Changeants (2/X)
"Tu veux quelque chose, mon garçon ?" s'enquit l'étranger.
"Je, euh, je... où allez-vous, si ce n'est pas indiscret ?"
"A Saphir. Et je viens du Sud."
Mel battit des paupières.
"J'ai vu passer des mercenaires qui allaient au Sud" lança-t-il prudemment.
"C'est exact, il y a une guerre" acquiesça l'homme. "Elle est sur mes talons, j'espère que ton village n'aura pas à la subir."
"Vous êtes un guerrier, non ? Alors pourquoi s'éloigner du champ de bataille ?"
"Cette guerre n'est pas la mienne" fut la réponse qui arriva d'une voix glacée. "Me battre pour une gloire éphémère ou un tas d'or ne m'intéresse pas."
Mel baissa les yeux, tentant de faire taire l'effroi qui était remonté au ton froid.
"Excusez-moi" répondit-il. "Je ne souhaitais pas vous offenser."
Un rire, semblable à un aboiement, lui répondit.
"Je m'en doute, gamin. Tu devrais aller servir tes clients."
Mel comprit le congé et s'éclipsa, servant les rares personnes arrivées pendant sa conversation, puis retournant au comptoir. Il versa une partie de l'argent gagné dans la caisse, laissant l'autre dans sa poche. Son père dépensait tout ce qui se trouvait dans la caisse.

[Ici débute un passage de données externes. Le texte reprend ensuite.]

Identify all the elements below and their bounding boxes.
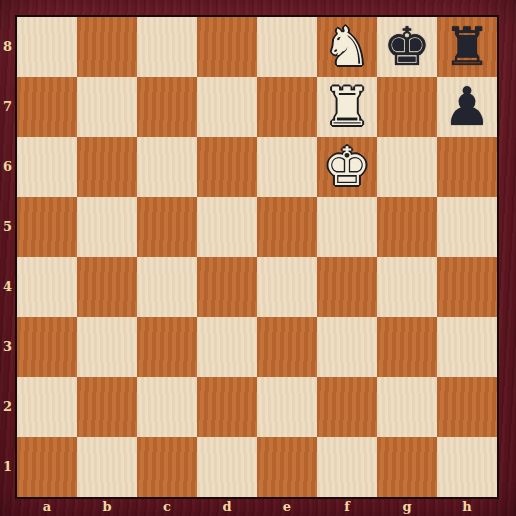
- rank-labels: 87654321: [0, 17, 15, 497]
- rank-label-8: 8: [0, 17, 15, 77]
- black-king-g8[interactable]: ♚: [383, 17, 431, 77]
- square-h3[interactable]: [437, 317, 497, 377]
- square-h4[interactable]: [437, 257, 497, 317]
- square-f1[interactable]: [317, 437, 377, 497]
- square-b3[interactable]: [77, 317, 137, 377]
- file-label-a: a: [17, 499, 77, 516]
- square-b7[interactable]: [77, 77, 137, 137]
- square-g2[interactable]: [377, 377, 437, 437]
- square-g3[interactable]: [377, 317, 437, 377]
- square-b8[interactable]: [77, 17, 137, 77]
- square-d8[interactable]: [197, 17, 257, 77]
- black-rook-h8[interactable]: ♜: [443, 17, 491, 77]
- square-h8[interactable]: ♜: [437, 17, 497, 77]
- file-label-g: g: [377, 499, 437, 516]
- rank-label-6: 6: [0, 137, 15, 197]
- square-a6[interactable]: [17, 137, 77, 197]
- square-e4[interactable]: [257, 257, 317, 317]
- file-label-f: f: [317, 499, 377, 516]
- square-e6[interactable]: [257, 137, 317, 197]
- square-b5[interactable]: [77, 197, 137, 257]
- square-a1[interactable]: [17, 437, 77, 497]
- square-c7[interactable]: [137, 77, 197, 137]
- square-e1[interactable]: [257, 437, 317, 497]
- rank-label-7: 7: [0, 77, 15, 137]
- white-king-f6[interactable]: ♚: [323, 137, 371, 197]
- square-a7[interactable]: [17, 77, 77, 137]
- square-a2[interactable]: [17, 377, 77, 437]
- square-b1[interactable]: [77, 437, 137, 497]
- square-g7[interactable]: [377, 77, 437, 137]
- square-h6[interactable]: [437, 137, 497, 197]
- square-g5[interactable]: [377, 197, 437, 257]
- square-c2[interactable]: [137, 377, 197, 437]
- square-f7[interactable]: ♜: [317, 77, 377, 137]
- square-d1[interactable]: [197, 437, 257, 497]
- square-c3[interactable]: [137, 317, 197, 377]
- file-label-d: d: [197, 499, 257, 516]
- rank-label-2: 2: [0, 377, 15, 437]
- file-label-e: e: [257, 499, 317, 516]
- square-b2[interactable]: [77, 377, 137, 437]
- board-frame: ♞♚♜♜♟♚: [15, 15, 499, 499]
- square-g8[interactable]: ♚: [377, 17, 437, 77]
- square-f3[interactable]: [317, 317, 377, 377]
- chess-diagram: ♞♚♜♜♟♚ 87654321 abcdefgh: [0, 0, 516, 516]
- square-c6[interactable]: [137, 137, 197, 197]
- square-f5[interactable]: [317, 197, 377, 257]
- square-a5[interactable]: [17, 197, 77, 257]
- square-c4[interactable]: [137, 257, 197, 317]
- square-g6[interactable]: [377, 137, 437, 197]
- square-f6[interactable]: ♚: [317, 137, 377, 197]
- rank-label-3: 3: [0, 317, 15, 377]
- square-h5[interactable]: [437, 197, 497, 257]
- square-g1[interactable]: [377, 437, 437, 497]
- file-labels: abcdefgh: [17, 499, 497, 516]
- square-e3[interactable]: [257, 317, 317, 377]
- square-a3[interactable]: [17, 317, 77, 377]
- file-label-h: h: [437, 499, 497, 516]
- square-d2[interactable]: [197, 377, 257, 437]
- square-d4[interactable]: [197, 257, 257, 317]
- square-d3[interactable]: [197, 317, 257, 377]
- white-rook-f7[interactable]: ♜: [323, 77, 371, 137]
- square-d5[interactable]: [197, 197, 257, 257]
- square-h2[interactable]: [437, 377, 497, 437]
- square-c5[interactable]: [137, 197, 197, 257]
- square-f2[interactable]: [317, 377, 377, 437]
- square-a8[interactable]: [17, 17, 77, 77]
- file-label-c: c: [137, 499, 197, 516]
- square-a4[interactable]: [17, 257, 77, 317]
- square-h7[interactable]: ♟: [437, 77, 497, 137]
- square-d7[interactable]: [197, 77, 257, 137]
- chess-board: ♞♚♜♜♟♚: [17, 17, 497, 497]
- square-e2[interactable]: [257, 377, 317, 437]
- square-f4[interactable]: [317, 257, 377, 317]
- square-e5[interactable]: [257, 197, 317, 257]
- rank-label-1: 1: [0, 437, 15, 497]
- white-knight-f8[interactable]: ♞: [323, 17, 371, 77]
- square-e7[interactable]: [257, 77, 317, 137]
- file-label-b: b: [77, 499, 137, 516]
- rank-label-5: 5: [0, 197, 15, 257]
- square-e8[interactable]: [257, 17, 317, 77]
- square-d6[interactable]: [197, 137, 257, 197]
- square-b4[interactable]: [77, 257, 137, 317]
- square-b6[interactable]: [77, 137, 137, 197]
- black-pawn-h7[interactable]: ♟: [443, 77, 491, 137]
- square-h1[interactable]: [437, 437, 497, 497]
- square-f8[interactable]: ♞: [317, 17, 377, 77]
- rank-label-4: 4: [0, 257, 15, 317]
- square-c1[interactable]: [137, 437, 197, 497]
- square-c8[interactable]: [137, 17, 197, 77]
- square-g4[interactable]: [377, 257, 437, 317]
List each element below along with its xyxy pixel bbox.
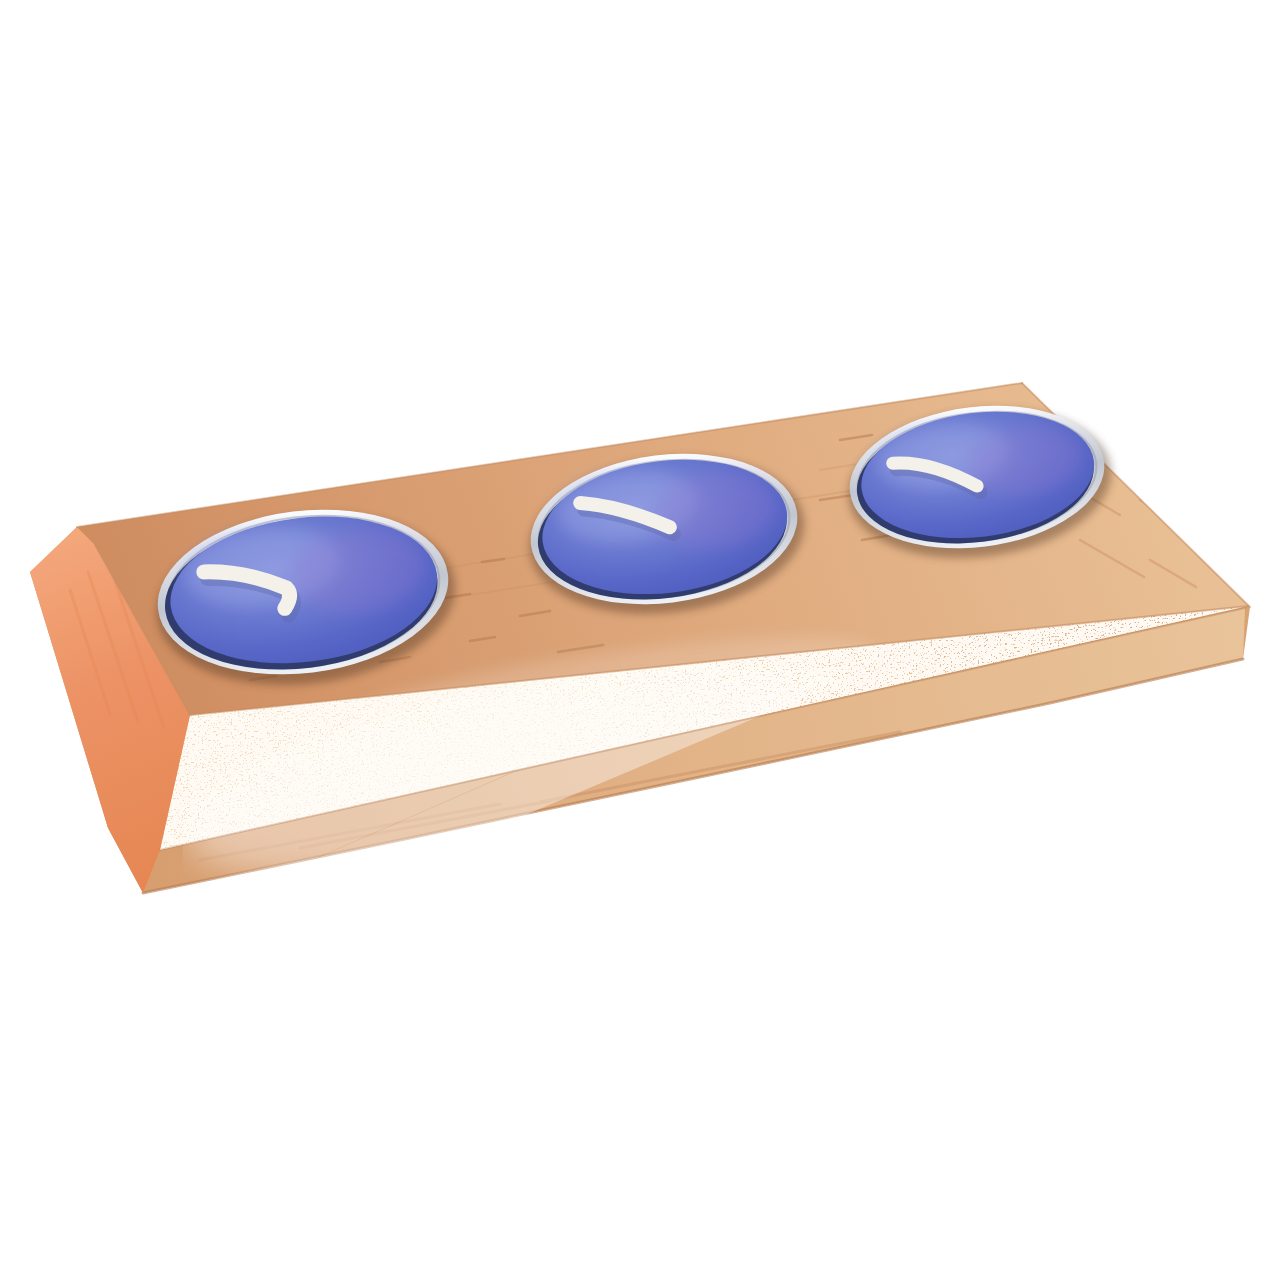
product-photo-canvas [0, 0, 1280, 1280]
product-photo [0, 0, 1280, 1280]
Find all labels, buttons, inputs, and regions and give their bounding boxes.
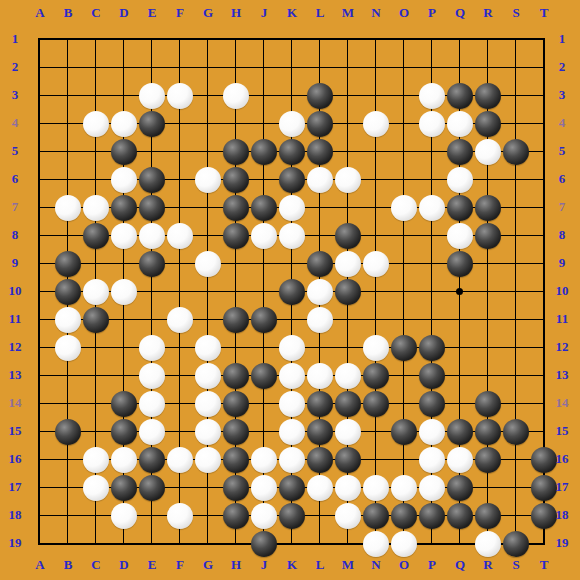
col-label-bottom-E: E <box>139 558 165 572</box>
black-stone-H13 <box>223 363 249 389</box>
white-stone-E13 <box>139 363 165 389</box>
row-label-right-2: 2 <box>549 60 575 74</box>
col-label-bottom-F: F <box>167 558 193 572</box>
black-stone-L5 <box>307 139 333 165</box>
black-stone-E4 <box>139 111 165 137</box>
white-stone-Q6 <box>447 167 473 193</box>
white-stone-N9 <box>363 251 389 277</box>
white-stone-Q8 <box>447 223 473 249</box>
white-stone-M15 <box>335 419 361 445</box>
black-stone-H16 <box>223 447 249 473</box>
row-label-right-13: 13 <box>549 368 575 382</box>
white-stone-D8 <box>111 223 137 249</box>
black-stone-R15 <box>475 419 501 445</box>
row-label-left-9: 9 <box>2 256 28 270</box>
col-label-bottom-L: L <box>307 558 333 572</box>
black-stone-E9 <box>139 251 165 277</box>
black-stone-O12 <box>391 335 417 361</box>
white-stone-F8 <box>167 223 193 249</box>
black-stone-H5 <box>223 139 249 165</box>
white-stone-M9 <box>335 251 361 277</box>
col-label-top-L: L <box>307 6 333 20</box>
white-stone-J17 <box>251 475 277 501</box>
col-label-top-F: F <box>167 6 193 20</box>
white-stone-B7 <box>55 195 81 221</box>
col-label-top-M: M <box>335 6 361 20</box>
black-stone-D7 <box>111 195 137 221</box>
col-label-bottom-B: B <box>55 558 81 572</box>
col-label-top-J: J <box>251 6 277 20</box>
row-label-right-10: 10 <box>549 284 575 298</box>
col-label-bottom-M: M <box>335 558 361 572</box>
black-stone-J13 <box>251 363 277 389</box>
col-label-bottom-D: D <box>111 558 137 572</box>
white-stone-P3 <box>419 83 445 109</box>
white-stone-K7 <box>279 195 305 221</box>
col-label-bottom-R: R <box>475 558 501 572</box>
black-stone-M14 <box>335 391 361 417</box>
black-stone-E17 <box>139 475 165 501</box>
black-stone-K17 <box>279 475 305 501</box>
col-label-top-Q: Q <box>447 6 473 20</box>
col-label-bottom-T: T <box>531 558 557 572</box>
white-stone-P16 <box>419 447 445 473</box>
white-stone-L6 <box>307 167 333 193</box>
col-label-top-E: E <box>139 6 165 20</box>
row-label-left-15: 15 <box>2 424 28 438</box>
black-stone-H7 <box>223 195 249 221</box>
black-stone-L3 <box>307 83 333 109</box>
black-stone-S19 <box>503 531 529 557</box>
black-stone-J19 <box>251 531 277 557</box>
white-stone-O7 <box>391 195 417 221</box>
col-label-bottom-P: P <box>419 558 445 572</box>
white-stone-E12 <box>139 335 165 361</box>
col-label-bottom-S: S <box>503 558 529 572</box>
white-stone-P17 <box>419 475 445 501</box>
row-label-left-16: 16 <box>2 452 28 466</box>
col-label-top-T: T <box>531 6 557 20</box>
white-stone-M6 <box>335 167 361 193</box>
black-stone-O18 <box>391 503 417 529</box>
white-stone-G9 <box>195 251 221 277</box>
white-stone-P15 <box>419 419 445 445</box>
white-stone-M13 <box>335 363 361 389</box>
col-label-bottom-Q: Q <box>447 558 473 572</box>
white-stone-K8 <box>279 223 305 249</box>
black-stone-E6 <box>139 167 165 193</box>
black-stone-Q7 <box>447 195 473 221</box>
row-label-left-7: 7 <box>2 200 28 214</box>
black-stone-B10 <box>55 279 81 305</box>
white-stone-J18 <box>251 503 277 529</box>
col-label-bottom-N: N <box>363 558 389 572</box>
white-stone-L11 <box>307 307 333 333</box>
white-stone-P7 <box>419 195 445 221</box>
black-stone-H14 <box>223 391 249 417</box>
row-label-right-11: 11 <box>549 312 575 326</box>
col-label-top-S: S <box>503 6 529 20</box>
black-stone-P13 <box>419 363 445 389</box>
col-label-top-B: B <box>55 6 81 20</box>
black-stone-P14 <box>419 391 445 417</box>
white-stone-K14 <box>279 391 305 417</box>
col-label-top-C: C <box>83 6 109 20</box>
row-label-left-8: 8 <box>2 228 28 242</box>
white-stone-F18 <box>167 503 193 529</box>
go-board-screen: AABBCCDDEEFFGGHHJJKKLLMMNNOOPPQQRRSSTT11… <box>0 0 580 580</box>
row-label-right-16: 16 <box>549 452 575 466</box>
col-label-bottom-H: H <box>223 558 249 572</box>
black-stone-Q5 <box>447 139 473 165</box>
white-stone-N4 <box>363 111 389 137</box>
row-label-left-5: 5 <box>2 144 28 158</box>
row-label-left-17: 17 <box>2 480 28 494</box>
black-stone-Q3 <box>447 83 473 109</box>
col-label-bottom-A: A <box>27 558 53 572</box>
black-stone-H17 <box>223 475 249 501</box>
white-stone-D18 <box>111 503 137 529</box>
white-stone-P4 <box>419 111 445 137</box>
white-stone-N19 <box>363 531 389 557</box>
row-label-left-3: 3 <box>2 88 28 102</box>
white-stone-Q4 <box>447 111 473 137</box>
black-stone-N18 <box>363 503 389 529</box>
white-stone-F3 <box>167 83 193 109</box>
col-label-top-P: P <box>419 6 445 20</box>
white-stone-N17 <box>363 475 389 501</box>
black-stone-L9 <box>307 251 333 277</box>
row-label-right-9: 9 <box>549 256 575 270</box>
row-label-right-18: 18 <box>549 508 575 522</box>
black-stone-S5 <box>503 139 529 165</box>
col-label-top-G: G <box>195 6 221 20</box>
row-label-left-12: 12 <box>2 340 28 354</box>
col-label-top-D: D <box>111 6 137 20</box>
black-stone-M8 <box>335 223 361 249</box>
black-stone-K5 <box>279 139 305 165</box>
black-stone-N14 <box>363 391 389 417</box>
row-label-right-7: 7 <box>549 200 575 214</box>
row-label-left-13: 13 <box>2 368 28 382</box>
black-stone-H8 <box>223 223 249 249</box>
black-stone-J11 <box>251 307 277 333</box>
row-label-right-19: 19 <box>549 536 575 550</box>
white-stone-G12 <box>195 335 221 361</box>
black-stone-L14 <box>307 391 333 417</box>
black-stone-C8 <box>83 223 109 249</box>
black-stone-M10 <box>335 279 361 305</box>
black-stone-D15 <box>111 419 137 445</box>
white-stone-E15 <box>139 419 165 445</box>
black-stone-H15 <box>223 419 249 445</box>
black-stone-H18 <box>223 503 249 529</box>
white-stone-J16 <box>251 447 277 473</box>
row-label-right-1: 1 <box>549 32 575 46</box>
white-stone-O17 <box>391 475 417 501</box>
black-stone-J5 <box>251 139 277 165</box>
white-stone-J8 <box>251 223 277 249</box>
star-point-Q10 <box>456 288 463 295</box>
white-stone-E8 <box>139 223 165 249</box>
white-stone-D16 <box>111 447 137 473</box>
white-stone-B11 <box>55 307 81 333</box>
white-stone-F16 <box>167 447 193 473</box>
white-stone-K4 <box>279 111 305 137</box>
black-stone-K18 <box>279 503 305 529</box>
white-stone-C17 <box>83 475 109 501</box>
black-stone-P12 <box>419 335 445 361</box>
white-stone-C7 <box>83 195 109 221</box>
black-stone-Q15 <box>447 419 473 445</box>
white-stone-Q16 <box>447 447 473 473</box>
black-stone-R14 <box>475 391 501 417</box>
row-label-right-14: 14 <box>549 396 575 410</box>
black-stone-Q17 <box>447 475 473 501</box>
black-stone-R18 <box>475 503 501 529</box>
col-label-bottom-J: J <box>251 558 277 572</box>
black-stone-R4 <box>475 111 501 137</box>
row-label-left-6: 6 <box>2 172 28 186</box>
black-stone-R7 <box>475 195 501 221</box>
black-stone-P18 <box>419 503 445 529</box>
white-stone-L13 <box>307 363 333 389</box>
black-stone-D17 <box>111 475 137 501</box>
white-stone-L17 <box>307 475 333 501</box>
white-stone-O19 <box>391 531 417 557</box>
black-stone-L16 <box>307 447 333 473</box>
black-stone-Q9 <box>447 251 473 277</box>
black-stone-R16 <box>475 447 501 473</box>
white-stone-R19 <box>475 531 501 557</box>
white-stone-G14 <box>195 391 221 417</box>
white-stone-G6 <box>195 167 221 193</box>
white-stone-G13 <box>195 363 221 389</box>
white-stone-H3 <box>223 83 249 109</box>
white-stone-K13 <box>279 363 305 389</box>
black-stone-K10 <box>279 279 305 305</box>
col-label-top-O: O <box>391 6 417 20</box>
white-stone-C10 <box>83 279 109 305</box>
col-label-bottom-C: C <box>83 558 109 572</box>
black-stone-E7 <box>139 195 165 221</box>
black-stone-O15 <box>391 419 417 445</box>
col-label-bottom-K: K <box>279 558 305 572</box>
row-label-left-18: 18 <box>2 508 28 522</box>
black-stone-N13 <box>363 363 389 389</box>
white-stone-K15 <box>279 419 305 445</box>
white-stone-C4 <box>83 111 109 137</box>
black-stone-J7 <box>251 195 277 221</box>
white-stone-D4 <box>111 111 137 137</box>
col-label-bottom-O: O <box>391 558 417 572</box>
white-stone-D10 <box>111 279 137 305</box>
row-label-left-10: 10 <box>2 284 28 298</box>
white-stone-F11 <box>167 307 193 333</box>
white-stone-E14 <box>139 391 165 417</box>
black-stone-S15 <box>503 419 529 445</box>
col-label-top-A: A <box>27 6 53 20</box>
row-label-left-11: 11 <box>2 312 28 326</box>
row-label-right-15: 15 <box>549 424 575 438</box>
black-stone-B9 <box>55 251 81 277</box>
black-stone-R3 <box>475 83 501 109</box>
white-stone-C16 <box>83 447 109 473</box>
black-stone-L15 <box>307 419 333 445</box>
row-label-left-4: 4 <box>2 116 28 130</box>
white-stone-D6 <box>111 167 137 193</box>
black-stone-C11 <box>83 307 109 333</box>
white-stone-R5 <box>475 139 501 165</box>
white-stone-G15 <box>195 419 221 445</box>
row-label-right-3: 3 <box>549 88 575 102</box>
white-stone-M17 <box>335 475 361 501</box>
white-stone-E3 <box>139 83 165 109</box>
black-stone-Q18 <box>447 503 473 529</box>
black-stone-R8 <box>475 223 501 249</box>
row-label-left-14: 14 <box>2 396 28 410</box>
row-label-right-6: 6 <box>549 172 575 186</box>
row-label-left-19: 19 <box>2 536 28 550</box>
col-label-top-R: R <box>475 6 501 20</box>
row-label-right-8: 8 <box>549 228 575 242</box>
black-stone-E16 <box>139 447 165 473</box>
row-label-left-2: 2 <box>2 60 28 74</box>
white-stone-B12 <box>55 335 81 361</box>
row-label-right-17: 17 <box>549 480 575 494</box>
white-stone-M18 <box>335 503 361 529</box>
black-stone-H6 <box>223 167 249 193</box>
row-label-right-4: 4 <box>549 116 575 130</box>
col-label-bottom-G: G <box>195 558 221 572</box>
white-stone-K12 <box>279 335 305 361</box>
white-stone-G16 <box>195 447 221 473</box>
black-stone-D14 <box>111 391 137 417</box>
black-stone-L4 <box>307 111 333 137</box>
white-stone-N12 <box>363 335 389 361</box>
black-stone-B15 <box>55 419 81 445</box>
row-label-left-1: 1 <box>2 32 28 46</box>
white-stone-L10 <box>307 279 333 305</box>
white-stone-K16 <box>279 447 305 473</box>
black-stone-D5 <box>111 139 137 165</box>
col-label-top-K: K <box>279 6 305 20</box>
black-stone-M16 <box>335 447 361 473</box>
black-stone-K6 <box>279 167 305 193</box>
col-label-top-N: N <box>363 6 389 20</box>
row-label-right-5: 5 <box>549 144 575 158</box>
row-label-right-12: 12 <box>549 340 575 354</box>
black-stone-H11 <box>223 307 249 333</box>
col-label-top-H: H <box>223 6 249 20</box>
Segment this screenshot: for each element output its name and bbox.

Cela faisait des années que Mel effectuait les "prélèvements" qui lui permettaient d'acheter la nourriture et de maintenir la taverne ouverte.
Il entendit son père descendre et le vit bientôt rejoindre les autres ivrognes. Un beuglement lui demanda à boire et il s'exécuta en silence, coulant un regard vers l'étranger. Celui-ci l'observait en retour et finit par reporter son regard sur les flammes dansantes.
Au bout d'une ou deux heures, Mel releva soudain la tête en entendant un bruit inhabituel à l'extérieur, au-dessus des rires et des cris. Il avait visiblement été le seul à le percevoir en dehors de l'étranger. Il ferma donc les yeux, écoutant plus attentivement. Des cris, des bruits de sabots...
La porte qui s'ouvrait avec fracas le fit violemment sursauter. Une douzaine d'hommes en armes entrèrent, épées et haches au clair, hurlant quelques insultes. En quelques instants, la scène se changea en un bain de sang. Les soldats n'étaient pas là pour piller, mais clairement pour tuer et semer la terreur dans la région. Il recula d'un bond instinctif lorsqu'un homme le remarqua et abattit sa lame vers lui. Une seconde après, il se jetait au sol et l'épée fit siffler l'air au-dessus de lui.
Sans réfléchir, il prit la première chose qui lui passait sous la main, soit une chope déjà ébréchée, et la jeta à la tête de son agresseur; La poterie en terre cuite se brisa avec un bruit mat et le soldat vacilla un instant, plus de surprise que de douleur, touchant le sang qui coulait de son front. Puis il se jeta sur lui avec un cri de rage. Mel esquiva tant bien que mal, bondissant en tous sens sans vraiment réfléchir, mais finit par se retrouver acculé contre un mur et ferma les yeux pour ne pas voir l'arc d'argent s'abattre sur lui.
Un grondement sourd suivi d'un gargouillis lui fit rouvrir les yeux et il vit avec stupeur un énorme loup noir perché sur le corps du soldat, ses crocs encore dégoulinant de sang. Il l'avait égorgé d'un seul coup de mâchoire, frappant juste au-dessus de l'endroit où la cotte de maille se terminait. Le loup pivota soudain et l'attrapa par le poignet, curieusement sans le blesser, avant de le traîner à la cuisine, puis à l'extérieur. Hébété, Mel le suivit, ses yeux s'attardant sur les quelques maisons qui brûlaient.
Quand le loup se mit à courir vers le bois, Mel l'imita sans vraiment réfléchir. Ils s'enfoncèrent dans les sous-bois, puis plus profondément, semant petit à petit les hommes qui les poursuivaient en hurlant des injures. Les branches basses giflaient son visage, les herbes hautes ralentissaient ses pas, mais il n'osa s'arrêter que lorsque le loup le fit. Il s'effondra presque immédiatement au sol, les jambes tremblantes et sa poitrine le brûlant.
Il finit par relever les yeux. Comme s'il n'attendait que cela, le loup se mit à gronder, puis son image vacilla. Sous les yeux ébahis de l'aubergiste, la fourrure disparut, remplacée par les amples vêtements noirs, les pattes se replacèrent sous le bassin, la queue disparut, la mâchoire se rétrécit. En quelques secondes, son client se tint face à lui, le regardant attentivement.
"Ça va, gamin ?" demanda-t-il d'une voix douce.